Wetteten AS-Spieler auf Niederlagen der eigenen Mannschaft?

1. Division

Foto: David Hagemann

Der auf sportlichem Wege geschaffte Klassenerhalt der AS Eupen gerät immer mehr in den Hintergrund. Am Dienstag erreichten den ostbelgischen Erstdivisionär neue Meldungen.

Aufregung um die AS Eupen: Wie die flämische Tageszeitung „Het Nieuwsblad“ am Dienstag berichtet, hat der ostbelgische Verein möglicherweise ein ernsthaftes Wettproblem. Demnach sollen mehrere Spieler während der Saison nicht nur regelmäßig auf Spiele ihrer eigenen Mannschaft gewettet, sondern sogar Geld auf Niederlagen des eigenen Teams gesetzt haben.

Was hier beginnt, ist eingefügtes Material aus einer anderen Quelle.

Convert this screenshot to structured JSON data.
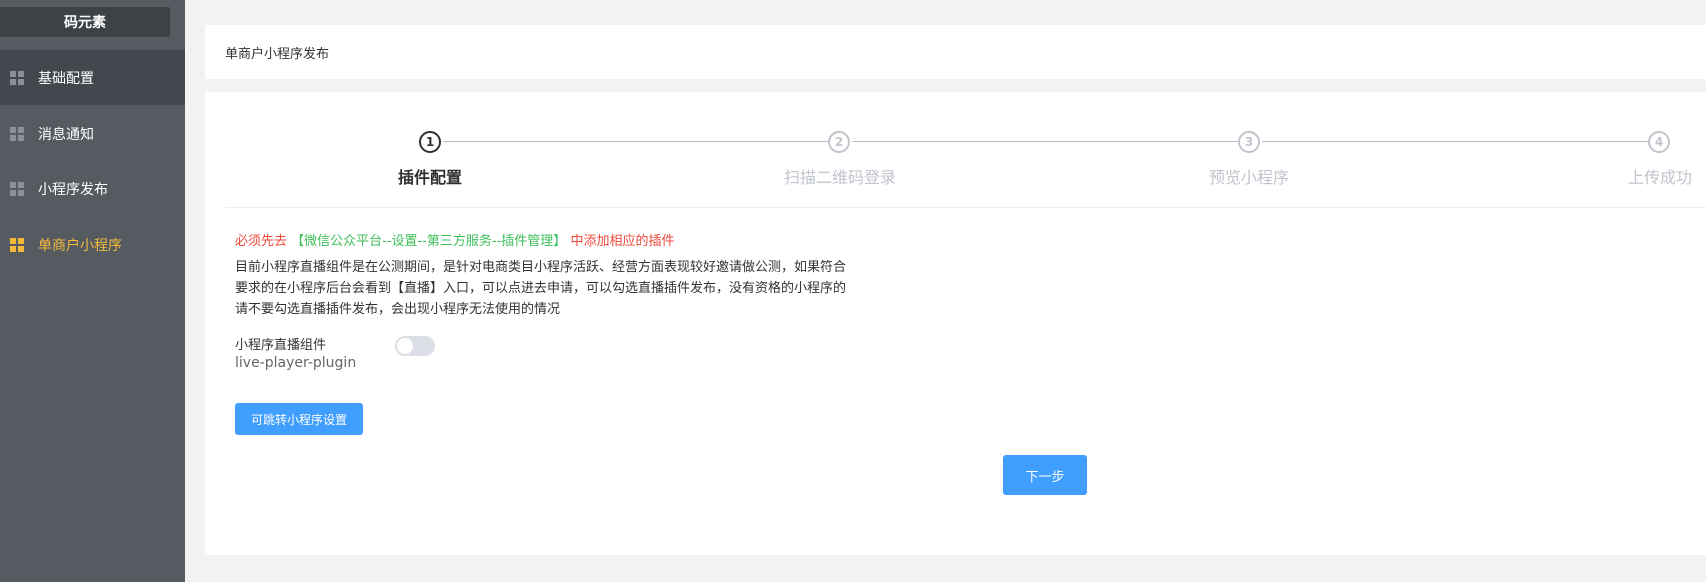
{
  "sidebar": {
    "brand": "码元素",
    "items": [
      {
        "label": "基础配置",
        "icon": "grid-icon"
      },
      {
        "label": "消息通知",
        "icon": "grid-icon"
      },
      {
        "label": "小程序发布",
        "icon": "grid-icon"
      },
      {
        "label": "单商户小程序",
        "icon": "grid-icon"
      }
    ]
  },
  "header": {
    "title": "单商户小程序发布"
  },
  "steps": [
    {
      "number": "1",
      "title": "插件配置"
    },
    {
      "number": "2",
      "title": "扫描二维码登录"
    },
    {
      "number": "3",
      "title": "预览小程序"
    },
    {
      "number": "4",
      "title": "上传成功"
    }
  ],
  "notice": {
    "prefix": "必须先去",
    "path": "【微信公众平台--设置--第三方服务--插件管理】",
    "suffix": "中添加相应的插件"
  },
  "description": "目前小程序直播组件是在公测期间，是针对电商类目小程序活跃、经营方面表现较好邀请做公测，如果符合要求的在小程序后台会看到【直播】入口，可以点进去申请，可以勾选直播插件发布，没有资格的小程序的请不要勾选直播插件发布，会出现小程序无法使用的情况",
  "plugin": {
    "label": "小程序直播组件",
    "name": "live-player-plugin",
    "enabled": false
  },
  "buttons": {
    "jump": "可跳转小程序设置",
    "next": "下一步"
  },
  "colors": {
    "accent": "#409eff",
    "active_nav": "#f5b93a",
    "warn_red": "#f0493c",
    "warn_green": "#3fbf5c"
  }
}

Das Regelwerk des belgischen Fußballs untersagt es deutlich, auf Spiele mit eigener Beteiligung zu wetten. Zuletzt sorgte Anderlecht-Profi Olivier Deschacht für einen ähnlichen Fall. Der Verteidiger hatte ebenfalls verbotene Wetten platziert.

Die Dienstagsausgabe von „Nieuwsblad“.

Wegen illegalem Glücksspiel musste Deschacht damals eine Geldstrafe in Höhe von 24.000 Euro zahlen.

Wie „Het Nieuwsblad“ weiter vermeldet, prüft die Staatsanwaltschaft, ob es genügend Beweise für eine Ermittlung in Richtung der betroffenen Spieler der AS Eupen gibt. Um welche Spieler es sich dabei handelt, ist nicht bekannt.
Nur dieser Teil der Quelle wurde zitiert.